Arnav Arora

    Part 2 - Divisibility

    We start with building the theory of divisibility in the integers.

    Definition 2.1:

    1. Suppose $ a, b \in \mathbb{Z} $ , we say that $ b $ divides $ a $ (written $ b \mid a $) when there exists $ c \in \mathbb{Z} $ such that $ a = bc $. Then, we also say that $ a $ is divisible by $ b $ or $ b $ is a divisor of $ a $.

    2. When $ a $ is not divisible by $ b $, then we write $ b \nmid a $.

    3. When $ b $ divides $ a $ and $ 1 \leq b < a $, we say $ b $ is a proper divisor of $ a $.

    4. We write $ a^k \mid \mid b $ when $ a^k \mid b $ but $ a^{k+1} \nmid b $.

    We note $ b \mid a $ only makes sense when $ b \neq 0 $.

    Example

    $ 4 \mid \mid 24 $ because $ 4 \mid 24 $ and $ 4^2 \nmid 24 $ ($ 8 \mid 24 $).

    Theorem 2.2:

    1. $ a \mid a $ for every $ a \in \mathbb{Z} \backslash {0} $.
    2. $ a \mid 0 $ for every $ a \in \mathbb{Z} \backslash {0} $.
    3. If $ a \mid b $ and $ b \mid c $, then $ a \mid c $.
    4. If $ a \mid b $ and $ b \mid a $, then $ a = \pm b $.
    5. If $ a \mid b $ and $ a \mid c $, then for all $ x, y \in \mathbb{Z} $, one has $ a \mid bx + cy $. (*)
    6. If $ a \mid b $ and $ a > 0 $ and $ b > 0 $, then $ a \leq b $.
    7. When $ m \neq 0 $, one has $ a \mid b \iff ma \mid mb $.

    Theorem 2.3: (The Division Algorithm)

    For any $ a, b \in \mathbb{Z} $ and $ a > 0 $, there exist unique $ q, r \in \mathbb{Z} $ with $ b = qa + r $ and $ 0 \leq r < a $. If further, one has $ a \not | : b $, then one has $ 0 < r < a $.

    Proof

    Existence

    We can prove existence of such $ q, r $ by construction.

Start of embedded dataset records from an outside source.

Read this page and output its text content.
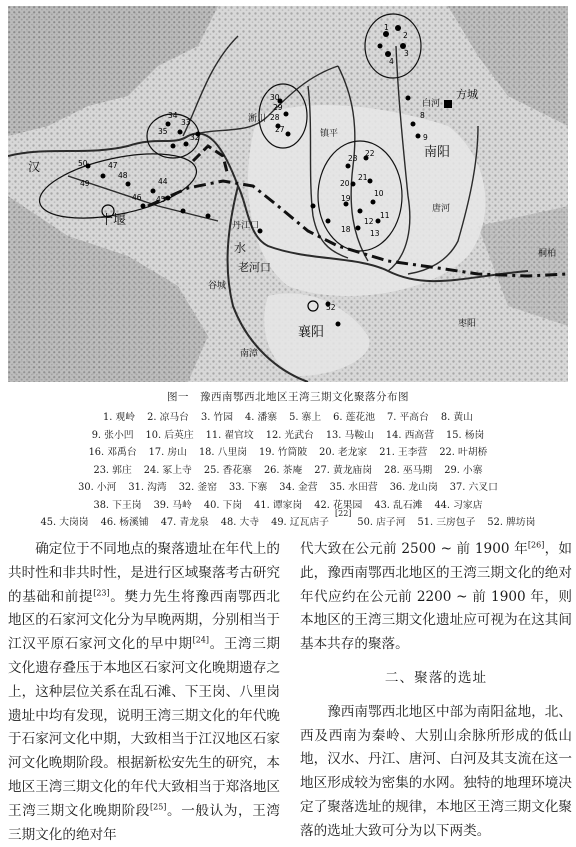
1
2
3
4
8
9
30
29
28
27
23
22
21
20
19
10
12
11
18	13
34
33
35
32
50	47
48
44
49
45
46
52
方城
南阳
老河口
谷城
襄阳
十堰	丹江口
南漳
枣阳
桐柏
白河
唐河
淅川
镇平
汉
水
图一　豫西南鄂西北地区王湾三期文化聚落分布图
1. 观岭 2. 凉马台 3. 竹园 4. 潘寨 5. 寨上 6. 莲花池 7. 平高台 8. 黄山
9. 张小凹 10. 后英庄 11. 翟官坟 12. 光武台 13. 马鞍山 14. 西高营 15. 杨岗
16. 邓禹台 17. 房山 18. 八里岗 19. 竹筒陂 20. 老龙家 21. 王李营 22. 叶胡桥
23. 郭庄 24. 冢上寺 25. 香花寨 26. 茶庵 27. 黄龙庙岗 28. 巫马期 29. 小寨
30. 小河 31. 沟湾 32. 釜窑 33. 下寨 34. 金营 35. 水田营 36. 龙山岗 37. 六叉口
38. 下王岗 39. 马岭 40. 下岗 41. 谭家岗 42. 花果园 43. 乱石滩 44. 习家店
45. 大岗岗 46. 杨溪铺 47. 青龙泉 48. 大寺 49. 辽瓦店子
[22]
50. 店子河 51. 三房包子 52. 牌坊岗

确定位于不同地点的聚落遗址在年代上的共时性和非共时性，是进行区域聚落考古研究的基础和前提[23]。樊力先生将豫西南鄂西北地区的石家河文化分为早晚两期，分别相当于江汉平原石家河文化的早中期[24]。王湾三期文化遗存叠压于本地区石家河文化晚期遗存之上，这种层位关系在乱石滩、下王岗、八里岗遗址中均有发现，说明王湾三期文化的年代晚于石家河文化中期，大致相当于江汉地区石家河文化晚期阶段。根据新松安先生的研究，本地区王湾三期文化的年代大致相当于郑洛地区王湾三期文化晚期阶段[25]。一般认为，王湾三期文化的绝对年

代大致在公元前 2500 ~ 前 1900 年[26]，如此，豫西南鄂西北地区的王湾三期文化的绝对年代应约在公元前 2200 ~ 前 1900 年，则本地区的王湾三期文化遗址应可视为在这其间基本共存的聚落。

二、聚落的选址

豫西南鄂西北地区中部为南阳盆地，北、西及西南为秦岭、大别山余脉所形成的低山地，汉水、丹江、唐河、白河及其支流在这一地区形成较为密集的水网。独特的地理环境决定了聚落选址的规律，本地区王湾三期文化聚落的选址大致可分为以下两类。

    We define $ q $ so that $ a q = \max_q {a q : | : a q \leq b} $, and let $ r = b - a q $.

    Now, $ a(q + 1) > b \implies aq + a > b \implies a > b - a q = r $. So, we have found $ r $ such that $ 0 \leq r < a $.

    Uniqueness

    To prove uniqueness, suppose there exist $ q, r, q', r' $ such that $ b = qa + r $ and $ b = q'a + r' $ with $ r \neq r' $. WLOG assume $ r < r' $.

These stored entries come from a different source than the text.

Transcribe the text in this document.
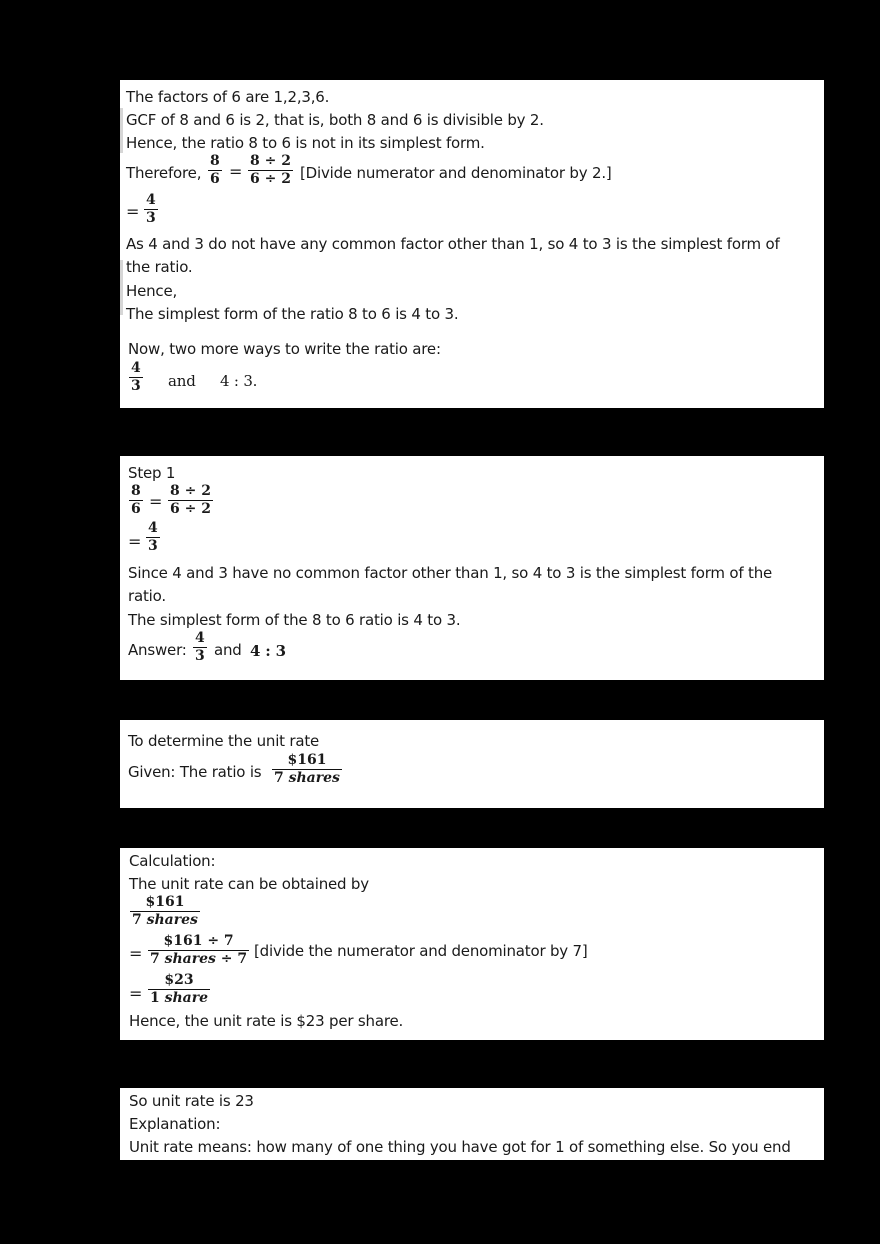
The factors of 6 are 1,2,3,6.
GCF of 8 and 6 is 2, that is, both 8 and 6 is divisible by 2.
Hence, the ratio 8 to 6 is not in its simplest form.
Therefore,
8
6 =
8 ÷ 2
6 ÷ 2 [Divide numerator and denominator by 2.]
=
4
3
As 4 and 3 do not have any common factor other than 1, so 4 to 3 is the simplest form of
the ratio.
Hence,
The simplest form of the ratio 8 to 6 is 4 to 3.
Now, two more ways to write the ratio are:
4
3 and 4 : 3.
Step 1
8
6 =
8 ÷ 2
6 ÷ 2
=
4
3
Since 4 and 3 have no common factor other than 1, so 4 to 3 is the simplest form of the
ratio.
The simplest form of the 8 to 6 ratio is 4 to 3.
Answer:
4
3 and 4 : 3
To determine the unit rate
Given: The ratio is
$161
7 shares
Calculation:
The unit rate can be obtained by
$161
7 shares
=
$161 ÷ 7
7 shares ÷ 7 [divide the numerator and denominator by 7]
=
$23
1 share
Hence, the unit rate is $23 per share.
So unit rate is 23
Explanation:
Unit rate means: how many of one thing you have got for 1 of something else. So you end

    Then, we have $ qa + r = q'a + r' \implies (q - q')a = r' - r $.

    This means $ a \mid (r' - r) $. We also have $ 0 \leq r, r' < a \implies 0 \leq r' - r < a $.

    But because divisors are smaller than the number they divide, we have $ r' - r < a $. This is a contradiction which means our assumption that $ r \neq r' $ is wrong. Hence, $ r = r' $.

    Definition 2.4:

    1. Suppose that $ a \in \mathbb{Z} \backslash {0} $ and $ b, c \in \mathbb{Z} $. Then we say $ a $ is a common divisor of $ b $ and $ c $ when $ a \mid b $ and $ a \mid c $.

    2. When $ b $ and $ c $ are not both 0, the number of common divisors of $ b $ and $ c $ is finite (Theorem 2.2 (vi)). So, we can define the greatest common divisor (or highest common factor) of $ b $ and $ c $ to be the largest common divisor. The $ \gcd $ of $ b $ and $ c $ is written $ (b, c) $ (or $ \gcd(b, c) $).

    3. When $ g_1, \ldots, g_n $ are integers, not all 0, write $ (g_1, \ldots, g_n) $ for the largest integer $ g $ with the property that $ g \mid g_i (1 \leq i \leq n) $.

    Example

    $ (0, 2) = 2 $, $ (1, 3) = 1 $, $ (1729, 182) = 91 $